Unlike the modern trunk roads that circle indecisively around the town centre, Station Road takes the traveller direct to his goal. On the town map, the centre is immediately apparent for here not only are the streets greater in number and shorter in length but they twist and turn and wind irregularly, each curve and corner produced by some factor of local history and not, as in the case of the suburbs, by an abstract decision made on a planning board. The street names, too, tell the same story, for each describes a locality – the Buttermarket – or a trade – Weavers’ Row.

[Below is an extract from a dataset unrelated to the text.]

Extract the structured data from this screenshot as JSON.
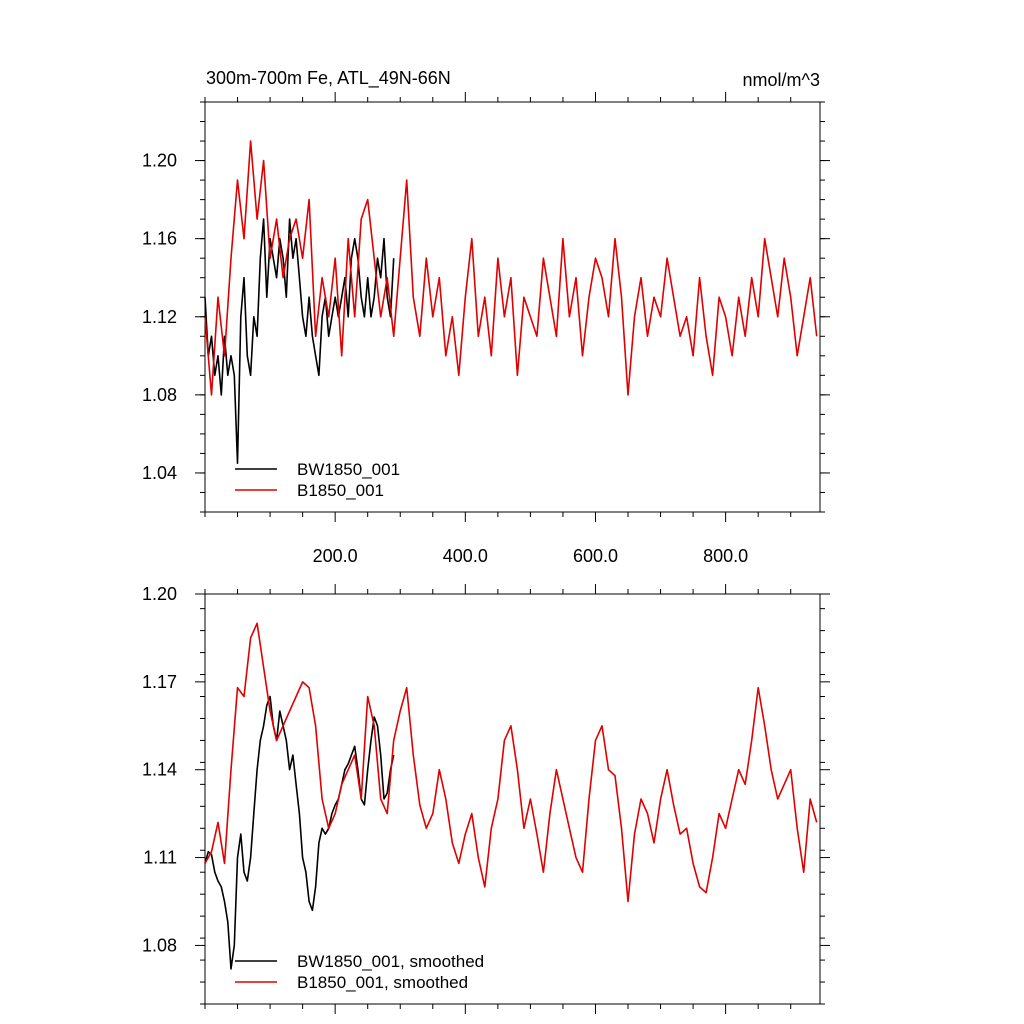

They curve and twist and wind, these central streets and alleys and lanes, debouching into a central space. That space might be a formal square like the great Tuesday market of King’s Lynn, or simply a widening of the road that passes through the town, like the High Street of Marlborough. But it is a major focal point – perhaps the only one if the town is small or if, centuries ago, the lord of the manor was able to grab the lucrative monopoly of market rights.
At eye level and above, the face of the buildings in and around the central square or high street will be clad in their traditional materials – stone or brick or timber. From eye level to ground level the twentieth century makes its characteristic impact in the form of plate glass and standardized plastic fascia. Mostly these have been perpetrated by the great national and international chains which have taken over more and more retail outlets, ousting the small local trader each with his distinctive shop front and imposing their own strident but monotonous images. Rarely do they contribute anything to the street scene. The branch of Woolworth’s in Ludlow, however, still had its splendid thirties fascia of scarlet and gold – a period piece – and a disconcerting reminder that this generation’s monstrosity may well be next generation’s cherished heritage.